Skip to content

Data#

The public source of truth is BCI Competition IV, data set 2a.

The packaged processed dataset uses six files:

  • X_train_valid.npy
  • y_train_valid.npy
  • person_train_valid.npy
  • X_test.npy
  • y_test.npy
  • person_test.npy

Post-processed .npy files under data/processed/ are versioned with Git LFS so the examples can run from a fresh clone. Raw archives, extracted GDF files, local caches, and intermediate conversion folders stay out of Git.

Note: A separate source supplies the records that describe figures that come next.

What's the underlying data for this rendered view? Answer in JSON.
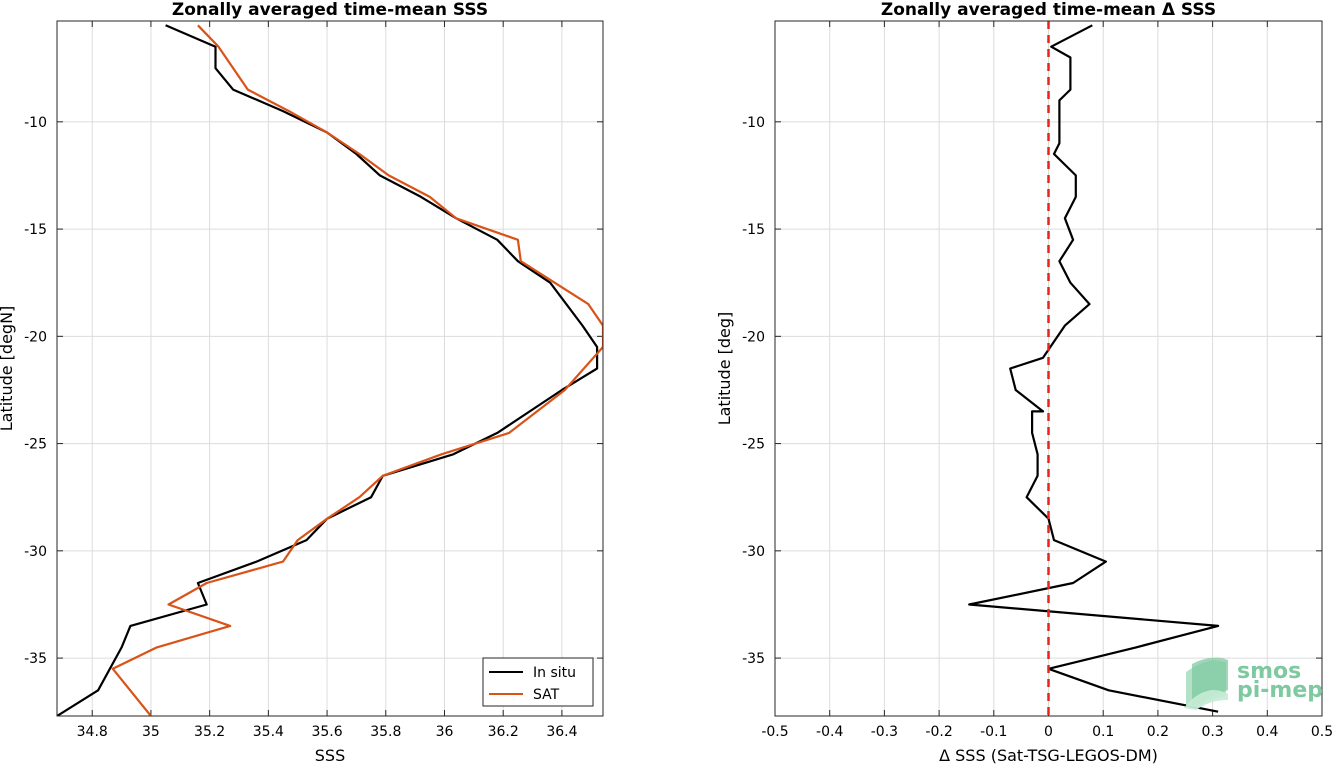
{
  "chart_data": [
    {
      "type": "line",
      "title": "Zonally averaged time-mean SSS",
      "xlabel": "SSS",
      "ylabel": "Latitude [degN]",
      "xlim": [
        34.68,
        36.54
      ],
      "ylim": [
        -37.7,
        -5.3
      ],
      "xticks": [
        34.8,
        35,
        35.2,
        35.4,
        35.6,
        35.8,
        36,
        36.2,
        36.4
      ],
      "xtick_labels": [
        "34.8",
        "35",
        "35.2",
        "35.4",
        "35.6",
        "35.8",
        "36",
        "36.2",
        "36.4"
      ],
      "yticks": [
        -10,
        -15,
        -20,
        -25,
        -30,
        -35
      ],
      "ytick_labels": [
        "-10",
        "-15",
        "-20",
        "-25",
        "-30",
        "-35"
      ],
      "grid": true,
      "legend_position": "bottom-right",
      "series": [
        {
          "name": "In situ",
          "color": "#000000",
          "x": [
            35.05,
            35.22,
            35.22,
            35.28,
            35.45,
            35.6,
            35.7,
            35.78,
            35.92,
            36.04,
            36.18,
            36.25,
            36.36,
            36.47,
            36.52,
            36.52,
            36.4,
            36.18,
            36.03,
            35.79,
            35.75,
            35.6,
            35.53,
            35.36,
            35.16,
            35.19,
            34.93,
            34.9,
            34.82,
            34.68
          ],
          "y": [
            -5.5,
            -6.5,
            -7.5,
            -8.5,
            -9.5,
            -10.5,
            -11.5,
            -12.5,
            -13.5,
            -14.5,
            -15.5,
            -16.5,
            -17.5,
            -19.5,
            -20.5,
            -21.5,
            -22.5,
            -24.5,
            -25.5,
            -26.5,
            -27.5,
            -28.5,
            -29.5,
            -30.5,
            -31.5,
            -32.5,
            -33.5,
            -34.5,
            -36.5,
            -37.7
          ]
        },
        {
          "name": "SAT",
          "color": "#d95319",
          "x": [
            35.16,
            35.23,
            35.33,
            35.47,
            35.6,
            35.71,
            35.81,
            35.95,
            36.04,
            36.25,
            36.26,
            36.49,
            36.54,
            36.54,
            36.41,
            36.22,
            35.99,
            35.79,
            35.71,
            35.6,
            35.5,
            35.45,
            35.19,
            35.06,
            35.27,
            35.02,
            34.87,
            35.0
          ],
          "y": [
            -5.5,
            -6.5,
            -8.5,
            -9.5,
            -10.5,
            -11.5,
            -12.5,
            -13.5,
            -14.5,
            -15.5,
            -16.5,
            -18.5,
            -19.5,
            -20.5,
            -22.5,
            -24.5,
            -25.5,
            -26.5,
            -27.5,
            -28.5,
            -29.5,
            -30.5,
            -31.5,
            -32.5,
            -33.5,
            -34.5,
            -35.5,
            -37.7
          ]
        }
      ]
    },
    {
      "type": "line",
      "title": "Zonally averaged time-mean Δ SSS",
      "xlabel": "Δ SSS (Sat-TSG-LEGOS-DM)",
      "ylabel": "Latitude [deg]",
      "xlim": [
        -0.5,
        0.5
      ],
      "ylim": [
        -37.7,
        -5.3
      ],
      "xticks": [
        -0.5,
        -0.4,
        -0.3,
        -0.2,
        -0.1,
        0,
        0.1,
        0.2,
        0.3,
        0.4,
        0.5
      ],
      "xtick_labels": [
        "-0.5",
        "-0.4",
        "-0.3",
        "-0.2",
        "-0.1",
        "0",
        "0.1",
        "0.2",
        "0.3",
        "0.4",
        "0.5"
      ],
      "yticks": [
        -10,
        -15,
        -20,
        -25,
        -30,
        -35
      ],
      "ytick_labels": [
        "-10",
        "-15",
        "-20",
        "-25",
        "-30",
        "-35"
      ],
      "grid": true,
      "series": [
        {
          "color": "#000000",
          "x": [
            0.08,
            0.005,
            0.04,
            0.04,
            0.02,
            0.02,
            0.02,
            0.01,
            0.05,
            0.05,
            0.03,
            0.045,
            0.02,
            0.04,
            0.075,
            0.03,
            -0.01,
            -0.07,
            -0.06,
            -0.01,
            -0.03,
            -0.03,
            -0.02,
            -0.02,
            -0.04,
            0.0,
            0.01,
            0.105,
            0.045,
            -0.145,
            0.31,
            0.16,
            0.0,
            0.11,
            0.31
          ],
          "y": [
            -5.5,
            -6.5,
            -7.0,
            -8.5,
            -9.0,
            -10.5,
            -11.0,
            -11.5,
            -12.5,
            -13.5,
            -14.5,
            -15.5,
            -16.5,
            -17.5,
            -18.5,
            -19.5,
            -21.0,
            -21.5,
            -22.5,
            -23.5,
            -23.5,
            -24.5,
            -25.5,
            -26.5,
            -27.5,
            -28.5,
            -29.5,
            -30.5,
            -31.5,
            -32.5,
            -33.5,
            -34.5,
            -35.5,
            -36.5,
            -37.5
          ]
        }
      ],
      "reference_line": {
        "x": 0,
        "color": "#e8231c",
        "style": "dashed"
      }
    }
  ],
  "logo": {
    "line1": "smos",
    "line2": "pi-mep"
  },
  "colors": {
    "in_situ": "#000000",
    "sat": "#d95319",
    "zero_line": "#e8231c",
    "grid": "#dcdcdc",
    "logo": "#7fc9a0"
  }
}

Before adding or updating processed arrays, install Git LFS and initialize it once:

git lfs install
git lfs track "data/processed/*.npy"

The tracked files are:

  • data/processed/X_train_valid.npy
  • data/processed/y_train_valid.npy
  • data/processed/person_train_valid.npy
  • data/processed/X_test.npy
  • data/processed/y_test.npy
  • data/processed/person_test.npy

The processed arrays are intentionally excluded from PyPI distributions. PyPI users should download or regenerate the data with the commands below.

Download Raw Data#

python -m eegclassify.cli download-bci2a --raw-dir data/raw

Regenerate The Processed Dataset#

python -m eegclassify.cli prepare-bci2a \
  --raw-dir data/raw \
  --output-dir data/processed_regenerated \
  --manifest data/processed_regenerated/manifest.json

The default converter uses the training GDF files A01T.gdf through A09T.gdf, extracts the first 22 EEG channels, uses 1000 samples starting one sample after cue onset, and applies the package split map. A trial-block split is still available with --split-map none.

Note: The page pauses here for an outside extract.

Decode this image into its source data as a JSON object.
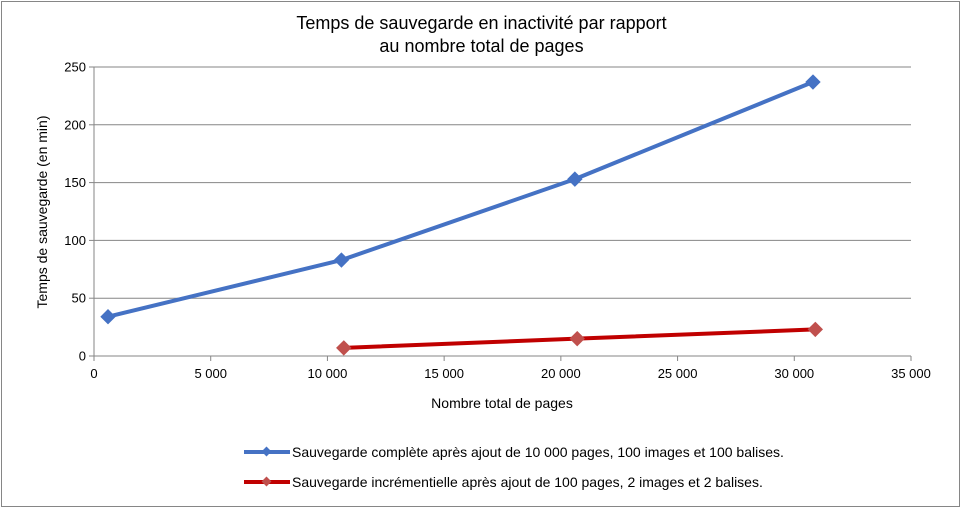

Compare Processed Outputs#

python -m eegclassify.cli compare-data \
  --generated-dir data/processed_regenerated \
  --reference-dir data/processed \
  --output artifacts/data_comparison.json

The comparison report includes shapes, dtypes, SHA256 hashes, label counts, subject counts, exact-match flags, and numeric differences.

The data postprocessing notebook runs the same workflow interactively.